Marx distinguait deux manières de produire de la
plus-value. La manière archaïque, la production de plus-value
absolue, consiste à allonger sans retenue la durée du travail et à
embrigader toute la famille, femme et enfants, dans l’armée du
capital. La manière plus moderne, la production de plus-value
relative, consiste à augmenter la productivité du travail pour
diminuer la part de la journée de travail que l’ouvrier consacre à
remplacer l’équivalent de la valeur de sa force de travail (son
salaire) afin d’augmenter la part du travail gratis (la
plus-value).
La loi des 35 heures de Mme Aubry a été un
puissant accélérateur de la production de plus-value relative.

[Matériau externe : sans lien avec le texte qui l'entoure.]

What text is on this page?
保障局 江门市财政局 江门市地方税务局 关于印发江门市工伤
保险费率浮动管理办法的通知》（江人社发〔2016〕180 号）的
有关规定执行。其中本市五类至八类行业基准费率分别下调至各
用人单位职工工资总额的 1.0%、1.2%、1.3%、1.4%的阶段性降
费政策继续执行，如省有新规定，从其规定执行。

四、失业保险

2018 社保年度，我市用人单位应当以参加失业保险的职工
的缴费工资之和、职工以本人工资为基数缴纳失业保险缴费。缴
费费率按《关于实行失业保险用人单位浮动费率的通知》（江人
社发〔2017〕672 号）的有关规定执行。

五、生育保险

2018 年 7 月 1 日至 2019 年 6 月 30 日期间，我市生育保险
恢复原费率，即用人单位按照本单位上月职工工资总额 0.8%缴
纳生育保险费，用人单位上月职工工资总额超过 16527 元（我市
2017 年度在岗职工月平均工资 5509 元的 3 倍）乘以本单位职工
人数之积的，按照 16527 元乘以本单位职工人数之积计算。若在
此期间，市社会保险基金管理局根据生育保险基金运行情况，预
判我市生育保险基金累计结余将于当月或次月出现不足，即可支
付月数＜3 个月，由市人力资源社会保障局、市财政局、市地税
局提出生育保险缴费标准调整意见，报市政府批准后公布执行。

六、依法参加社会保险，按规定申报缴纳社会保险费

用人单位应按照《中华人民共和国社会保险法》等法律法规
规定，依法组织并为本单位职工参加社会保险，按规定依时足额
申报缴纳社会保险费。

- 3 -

Selon la stratégie du « donnant-donnant » la réduction
du temps de travail s’accompagnait d’une plus grand flexibilité15,
d’une réorganisation du travail pour améliorer la productivité
et d’une cure d’austérité salariale. Les objectifs de ce plan
ayant été atteints – y compris en dégoûtant une partie des
ouvriers de la revendication de réduction du temps de travail, on se
prépare à passer à la deuxième étape, c’est-à-dire à
s’accorder aux conditions mondiales actuelles de la production
capitaliste en augmentant à nouveau la
durée de la journée de travail.
De la réduction du temps de travail
Des socialistes et autres bonnes âmes de gauche
protestent. M. Sarkozy irait contre la « tendance séculaire »

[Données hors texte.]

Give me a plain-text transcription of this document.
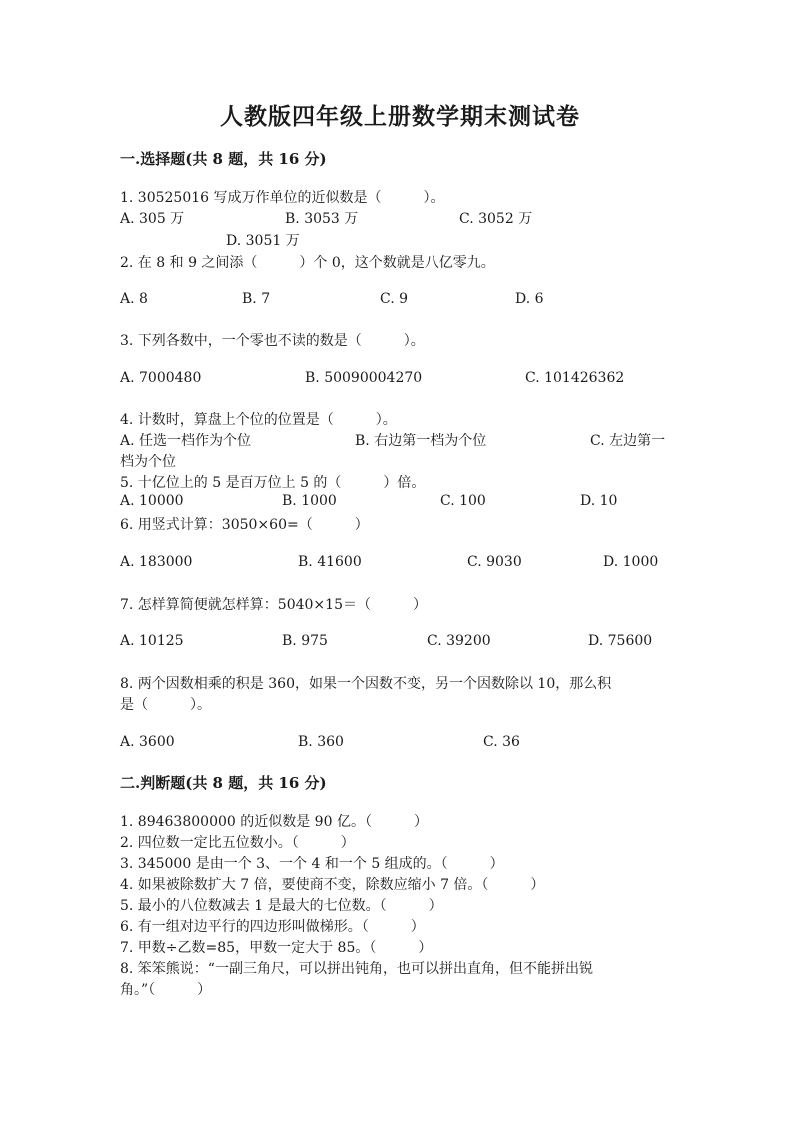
人教版四年级上册数学期末测试卷
一.选择题(共 8 题，共 16 分)
1. 30525016 写成万作单位的近似数是（　　　）。
A. 305 万	B. 3053 万	C. 3052 万
D. 3051 万
2. 在 8 和 9 之间添（　　　）个 0，这个数就是八亿零九。
A. 8	B. 7	C. 9	D. 6
3. 下列各数中，一个零也不读的数是（　　　）。
A. 7000480	B. 50090004270	C. 101426362
4. 计数时，算盘上个位的位置是（　　　）。
A. 任选一档作为个位	B. 右边第一档为个位	C. 左边第一
档为个位
5. 十亿位上的 5 是百万位上 5 的（　　　）倍。
A. 10000	B. 1000	C. 100	D. 10
6. 用竖式计算：3050×60=（　　　）
A. 183000	B. 41600	C. 9030	D. 1000
7. 怎样算简便就怎样算：5040×15＝（　　　）
A. 10125	B. 975	C. 39200	D. 75600
8. 两个因数相乘的积是 360，如果一个因数不变，另一个因数除以 10，那么积
是（　　　）。
A. 3600	B. 360	C. 36
二.判断题(共 8 题，共 16 分)
1. 89463800000 的近似数是 90 亿。（　　　）
2. 四位数一定比五位数小。（　　　）
3. 345000 是由一个 3、一个 4 和一个 5 组成的。（　　　）
4. 如果被除数扩大 7 倍，要使商不变，除数应缩小 7 倍。（　　　）
5. 最小的八位数减去 1 是最大的七位数。（　　　）
6. 有一组对边平行的四边形叫做梯形。（　　　）
7. 甲数÷乙数=85，甲数一定大于 85。（　　　）
8. 笨笨熊说：“一副三角尺，可以拼出钝角，也可以拼出直角，但不能拼出锐
角。”（　　　）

à la réduction du temps de travail. En quelque sorte naturellement,
le mode de production capitaliste conduirait à une réduction
inéluctable de la durée du travail – on passe sous silence les
dures luttes du mouvement ouvrier pour arracher la journée de 8
heures, les congés payés, etc. Dans un excellent livre, le
philosophe italien Pietro Basso remet les pendules à l’heure.16
Cette prétendue tendance séculaire à
la baisse du temps de travail n’existe que dans l’esprit des
apologistes du système capitaliste. Basso rappelle les
« prophéties » de Keynes : une fois les malentendus
de la lutte des classes dissipés et les capitalistes convaincus de
leur véritable intérêt, « nos petits-enfants », disait
Keynes, pourront se contenter de travailler trois heures par jour.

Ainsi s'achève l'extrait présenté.